Bhindi, or okra, is one of our favorite veggies. This vegetable is made in different forms and for most of my life, I used to cook it by chopping it with onions. This recipe, however, is faster and in my opinion, tastes even better. The length-wise slices makes it different from what I’ve traditionally seen, plus, the prep time is reduced!
Bhindi goes very well with hot rotis or chapatis with yogurt on the side. It can be a side dish with any curry or be a separate appetizer. I’ve shown a picture here of eating it wrapped in a roti, almost like a kathi roll!
Note: If you are getting the bhindi from an Indian grocery store, you will find two kinds. One will be light green, thick in size and it is cheaper in price too. The other one is long, thin and dark green in color and is dollar or two more per pound. After trying this dish a few times, I learned to get the thicker ones. It doesn’t make a difference in taste and it’s easier to prep since you’re cutting them in longer, thinner slices. If you can, try to buy okras that are not too long in size so they’re cooked evenly.
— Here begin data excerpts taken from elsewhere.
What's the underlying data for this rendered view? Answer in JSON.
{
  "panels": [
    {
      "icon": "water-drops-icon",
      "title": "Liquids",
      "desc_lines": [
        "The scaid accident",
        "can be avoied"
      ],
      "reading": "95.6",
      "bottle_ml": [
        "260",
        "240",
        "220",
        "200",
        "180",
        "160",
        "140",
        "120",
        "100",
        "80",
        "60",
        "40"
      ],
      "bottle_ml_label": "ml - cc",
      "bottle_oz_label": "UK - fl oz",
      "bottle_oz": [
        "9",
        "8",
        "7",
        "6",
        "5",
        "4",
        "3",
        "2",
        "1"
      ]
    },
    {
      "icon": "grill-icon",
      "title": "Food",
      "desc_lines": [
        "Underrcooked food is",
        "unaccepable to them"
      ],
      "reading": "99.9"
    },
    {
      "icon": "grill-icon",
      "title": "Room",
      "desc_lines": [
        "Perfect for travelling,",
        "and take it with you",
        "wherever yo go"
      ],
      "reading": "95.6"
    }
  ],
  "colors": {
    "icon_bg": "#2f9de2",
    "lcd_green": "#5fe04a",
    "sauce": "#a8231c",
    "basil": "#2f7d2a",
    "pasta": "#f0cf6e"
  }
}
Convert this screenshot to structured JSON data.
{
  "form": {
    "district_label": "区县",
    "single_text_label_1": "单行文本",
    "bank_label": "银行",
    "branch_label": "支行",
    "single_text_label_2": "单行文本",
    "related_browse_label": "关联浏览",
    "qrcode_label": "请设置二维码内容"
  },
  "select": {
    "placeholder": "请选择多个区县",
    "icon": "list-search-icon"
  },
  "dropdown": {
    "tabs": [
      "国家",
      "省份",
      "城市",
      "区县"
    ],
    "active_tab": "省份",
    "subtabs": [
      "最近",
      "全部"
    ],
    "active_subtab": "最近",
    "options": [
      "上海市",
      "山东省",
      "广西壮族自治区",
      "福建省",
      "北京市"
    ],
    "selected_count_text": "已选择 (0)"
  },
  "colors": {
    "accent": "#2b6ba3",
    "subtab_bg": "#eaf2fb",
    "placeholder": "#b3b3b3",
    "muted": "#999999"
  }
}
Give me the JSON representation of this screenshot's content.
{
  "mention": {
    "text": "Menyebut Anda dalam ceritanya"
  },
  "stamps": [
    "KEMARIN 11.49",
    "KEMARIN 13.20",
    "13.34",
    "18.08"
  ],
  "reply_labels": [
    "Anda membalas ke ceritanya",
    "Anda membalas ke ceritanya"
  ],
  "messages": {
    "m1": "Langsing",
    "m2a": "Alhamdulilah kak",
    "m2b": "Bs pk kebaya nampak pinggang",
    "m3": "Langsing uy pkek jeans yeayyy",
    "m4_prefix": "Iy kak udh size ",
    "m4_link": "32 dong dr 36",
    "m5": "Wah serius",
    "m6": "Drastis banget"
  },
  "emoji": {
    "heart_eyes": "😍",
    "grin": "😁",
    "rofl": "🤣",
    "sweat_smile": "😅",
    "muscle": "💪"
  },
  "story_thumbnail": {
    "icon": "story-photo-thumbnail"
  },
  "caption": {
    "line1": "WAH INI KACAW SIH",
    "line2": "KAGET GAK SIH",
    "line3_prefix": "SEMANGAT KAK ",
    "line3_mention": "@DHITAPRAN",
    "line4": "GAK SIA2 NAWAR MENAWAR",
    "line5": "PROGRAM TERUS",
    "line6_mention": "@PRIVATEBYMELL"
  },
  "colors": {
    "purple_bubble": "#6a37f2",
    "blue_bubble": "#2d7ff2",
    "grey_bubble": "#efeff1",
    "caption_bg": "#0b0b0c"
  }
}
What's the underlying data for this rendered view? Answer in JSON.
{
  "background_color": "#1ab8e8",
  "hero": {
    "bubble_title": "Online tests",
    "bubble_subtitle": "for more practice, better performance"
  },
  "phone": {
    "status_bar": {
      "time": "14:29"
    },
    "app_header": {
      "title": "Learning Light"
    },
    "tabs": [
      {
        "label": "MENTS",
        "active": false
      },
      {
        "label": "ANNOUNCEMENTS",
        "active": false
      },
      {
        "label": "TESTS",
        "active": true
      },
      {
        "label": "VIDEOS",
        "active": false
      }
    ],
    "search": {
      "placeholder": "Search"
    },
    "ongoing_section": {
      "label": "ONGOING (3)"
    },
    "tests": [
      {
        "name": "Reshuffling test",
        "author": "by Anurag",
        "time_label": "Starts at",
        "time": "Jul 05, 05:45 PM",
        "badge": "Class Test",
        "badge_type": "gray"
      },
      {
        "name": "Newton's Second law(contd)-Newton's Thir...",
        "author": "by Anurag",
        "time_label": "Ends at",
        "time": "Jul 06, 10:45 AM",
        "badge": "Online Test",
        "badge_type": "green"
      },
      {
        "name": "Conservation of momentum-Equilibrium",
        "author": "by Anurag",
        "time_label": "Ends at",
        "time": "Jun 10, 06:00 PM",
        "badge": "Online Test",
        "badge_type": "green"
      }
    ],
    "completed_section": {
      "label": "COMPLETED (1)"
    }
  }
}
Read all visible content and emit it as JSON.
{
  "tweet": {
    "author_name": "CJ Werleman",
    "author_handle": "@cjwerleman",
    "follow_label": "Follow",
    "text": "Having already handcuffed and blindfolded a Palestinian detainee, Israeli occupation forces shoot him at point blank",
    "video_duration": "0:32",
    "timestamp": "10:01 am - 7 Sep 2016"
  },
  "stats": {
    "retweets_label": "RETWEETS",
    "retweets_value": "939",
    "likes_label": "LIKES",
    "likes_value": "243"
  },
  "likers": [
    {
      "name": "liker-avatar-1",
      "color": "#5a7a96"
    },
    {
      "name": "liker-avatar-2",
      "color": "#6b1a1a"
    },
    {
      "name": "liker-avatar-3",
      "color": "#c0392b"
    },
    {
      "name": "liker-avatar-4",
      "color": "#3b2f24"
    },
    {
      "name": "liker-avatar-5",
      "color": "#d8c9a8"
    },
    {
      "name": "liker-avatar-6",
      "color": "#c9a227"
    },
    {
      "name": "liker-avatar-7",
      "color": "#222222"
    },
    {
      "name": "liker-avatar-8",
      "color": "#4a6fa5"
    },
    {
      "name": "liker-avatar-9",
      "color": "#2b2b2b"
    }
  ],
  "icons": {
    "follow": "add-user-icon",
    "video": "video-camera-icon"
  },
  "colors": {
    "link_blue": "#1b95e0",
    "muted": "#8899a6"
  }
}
- 1.5 lbs bhindi, rinsed and dried
- 3 tbs vegetable or Canola oil
- 1.5 tsp salt
- 1 tsp turmeric
- 1 tsp red chili powder
- 2 tsp dry coriander
- 1 tbs lemon juice
- 1 tsp tava fry masala (optional)
- Remove the crown and slice the okras vertically in four pieces.
- Heat the oil in a kadai or pan on a high flame. The oil should be hot, otherwise the bhindi will absorb the oil and become soggy.
- Lower the heat to medium flame and add bhindi to the pan and sauté them. Keep stirring to keep them from burning.
- Add all the dry ingredients and keep stirring.
- Check one piece. It should be al-dente, or have a little bite to it. No soggy okras here!
- Turn off the heat, add lemon juice and serve hot.